问题
I am using Googles Vision OCR API to try and extract 2 types of data from an image 1) handwritten text from text-boxes; marked with red circles below and 2) ticks or 'x' from check-boxes; marked with green circles below. I will be entering this data into a database so I will need a string returned for both types of data
Currently, when I pass this image into the API I get a string with all of the data:
Secondary School Study Student Perception of Computers LO 13 . Are any of your family members working >in computing / IT ? If so , what family member ( s ) is it ( eg , parent , guardian , brother , sister >etc . ) brother 14 . Have you any previous computing experience ( even attended a single day ) ? Select >one or many areas : U CODER DOJO IN SCHOOL CAMP VSELF TAUGHT JOTHER If you selected any from Q14 , was >the general experience : GOOD NEITHER GOOD OR BAD BAD BAD And why ( short answer , under 4 words ) >learned new skills To be completed after the camp . NewsLRY 1 . I would now consider a career in >computing / IT . Strongly Agree Agree No Opinion Disagree Strongly Disagree 2 . The camp showed me what >a career in computing / IT really was . ? Strongly Agree Agree No Opinion Disagree Strongly Disagree 3 >. The camp showed / highlighted that I was no good at programming or computing . Strongly Agree Agree >No Opinion Disagree Strongly Disagree 4 . Give two things that you did not know about computing / >programming until after the camp ? java Language Eclipse IDE va 5 . I was better than I first thought ( >before the camp ) at programming / computing . ? Agree No Opinion Disagree Strongly Disagree ? O >Strongly Agree 6 . Any feedback / comments about the camp ( good or bad ) ? good camp , Learned a lot . >Thank you for taking this survey . Page 2 of 2
My code as it stands:
public static void Main(string[] args)
{
string credential_path = @"C:\Users\35385\nodal.json";
System.Environment.SetEnvironmentVariable("GOOGLE_APPLICATION_CREDENTIALS", credential_path);
// Instantiates a client
var client = ImageAnnotatorClient.Create();
// Load the image file into memory
var image = Image.FromFile("stack.jpg");
// Performs text detection on the image file
var response = client.DetectDocumentText(image);
string words = "";
foreach (var page in response.Pages)
{
foreach (var block in page.Blocks)
{
string box = string.Join(" - ", block.BoundingBox.Vertices.Select(v => $"({v.X}, {v.Y})"));
foreach (var paragraph in block.Paragraphs)
{
box = string.Join(" - ", paragraph.BoundingBox.Vertices.Select(v => $"({v.X}, {v.Y})"));
foreach (var word in paragraph.Words)
{
words += $" {string.Join("", word.Symbols.Select(s => s.Text))}";
}
}
}
}
Console.WriteLine(words);
}
So my questions:
- How can I extract data from each red box (i.e. the first text-box will return 'brother', the 2nd should return 'learned new skills')?
- How can I extract which check-box is marked from each green question (i.e. question 13 should return 'YES', question 14. should return 'SELF TAUGHT' etc.)?
回答1:
I just used the API from some PHP-scripts but I think your problem does not depend on the programming language.
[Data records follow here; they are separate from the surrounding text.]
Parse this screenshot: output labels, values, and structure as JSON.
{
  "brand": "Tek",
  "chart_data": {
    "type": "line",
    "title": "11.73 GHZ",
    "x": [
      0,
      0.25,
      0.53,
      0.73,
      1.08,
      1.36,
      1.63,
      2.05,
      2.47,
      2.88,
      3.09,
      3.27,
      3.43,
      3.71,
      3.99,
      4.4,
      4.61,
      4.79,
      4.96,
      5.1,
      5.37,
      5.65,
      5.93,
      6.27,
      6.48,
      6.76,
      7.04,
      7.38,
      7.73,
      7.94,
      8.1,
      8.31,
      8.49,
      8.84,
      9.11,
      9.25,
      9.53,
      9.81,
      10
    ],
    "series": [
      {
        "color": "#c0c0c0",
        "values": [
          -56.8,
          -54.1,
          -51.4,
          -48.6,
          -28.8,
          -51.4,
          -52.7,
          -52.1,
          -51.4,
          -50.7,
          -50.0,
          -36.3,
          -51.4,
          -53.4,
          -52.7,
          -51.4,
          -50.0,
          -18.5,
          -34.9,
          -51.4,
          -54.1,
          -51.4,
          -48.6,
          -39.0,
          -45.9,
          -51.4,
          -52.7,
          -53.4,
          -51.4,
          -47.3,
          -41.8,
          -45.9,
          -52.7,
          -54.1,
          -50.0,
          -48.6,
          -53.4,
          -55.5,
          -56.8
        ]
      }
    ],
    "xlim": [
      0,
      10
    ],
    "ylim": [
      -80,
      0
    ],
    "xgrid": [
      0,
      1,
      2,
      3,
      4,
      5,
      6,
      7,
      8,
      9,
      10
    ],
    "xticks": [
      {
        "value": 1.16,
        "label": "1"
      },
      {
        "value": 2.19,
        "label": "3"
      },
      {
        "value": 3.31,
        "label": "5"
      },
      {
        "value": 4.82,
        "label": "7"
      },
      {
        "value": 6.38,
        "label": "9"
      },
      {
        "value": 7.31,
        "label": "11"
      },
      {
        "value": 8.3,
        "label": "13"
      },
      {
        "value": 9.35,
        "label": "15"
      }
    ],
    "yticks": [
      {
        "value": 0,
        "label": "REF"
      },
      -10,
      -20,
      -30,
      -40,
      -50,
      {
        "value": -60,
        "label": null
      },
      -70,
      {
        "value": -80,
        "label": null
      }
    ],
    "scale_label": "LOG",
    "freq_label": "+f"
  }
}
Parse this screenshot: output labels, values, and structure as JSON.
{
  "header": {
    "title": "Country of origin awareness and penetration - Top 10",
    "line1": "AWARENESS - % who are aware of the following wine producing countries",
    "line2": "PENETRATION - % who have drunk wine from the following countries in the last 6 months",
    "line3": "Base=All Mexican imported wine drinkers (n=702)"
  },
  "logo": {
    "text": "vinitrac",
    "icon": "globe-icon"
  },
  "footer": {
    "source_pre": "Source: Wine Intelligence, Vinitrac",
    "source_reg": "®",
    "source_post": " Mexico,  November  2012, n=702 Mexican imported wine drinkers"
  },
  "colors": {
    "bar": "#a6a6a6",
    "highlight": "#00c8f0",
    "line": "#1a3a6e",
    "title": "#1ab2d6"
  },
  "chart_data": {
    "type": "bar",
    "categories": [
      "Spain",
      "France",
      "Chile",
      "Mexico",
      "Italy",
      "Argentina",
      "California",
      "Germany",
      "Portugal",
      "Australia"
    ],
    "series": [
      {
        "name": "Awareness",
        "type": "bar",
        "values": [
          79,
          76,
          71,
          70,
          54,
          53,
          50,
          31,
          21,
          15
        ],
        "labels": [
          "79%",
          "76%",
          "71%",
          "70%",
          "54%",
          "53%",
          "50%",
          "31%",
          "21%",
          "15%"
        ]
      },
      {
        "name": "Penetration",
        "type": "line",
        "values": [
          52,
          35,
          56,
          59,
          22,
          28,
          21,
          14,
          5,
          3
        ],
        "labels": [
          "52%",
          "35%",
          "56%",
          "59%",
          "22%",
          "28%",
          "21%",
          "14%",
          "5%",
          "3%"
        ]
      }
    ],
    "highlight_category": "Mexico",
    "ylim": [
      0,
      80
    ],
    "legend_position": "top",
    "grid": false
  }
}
You need to use the coordinates (boxes with four vertices to be precise) of the detected words. Then you can find the elements of your questionaire relative to the writing of the participant. A good entry point for me was this script:
https://www.leanx.eu/tutorials/use-google-cloud-vision-api-to-process-invoices-and-receipts
You can use it "as is" on any PHP-enabled webspace and it gives you a well structured overview on how you can retrieve the boxes that the API returns.
Having those boxes and knowing the text of your questionaire it should be quite easy to locate the checkmarks that your participants made if google detects them. The detection of the checkmark might not always work with google vision, since a single "character" is not always found by google's OCR.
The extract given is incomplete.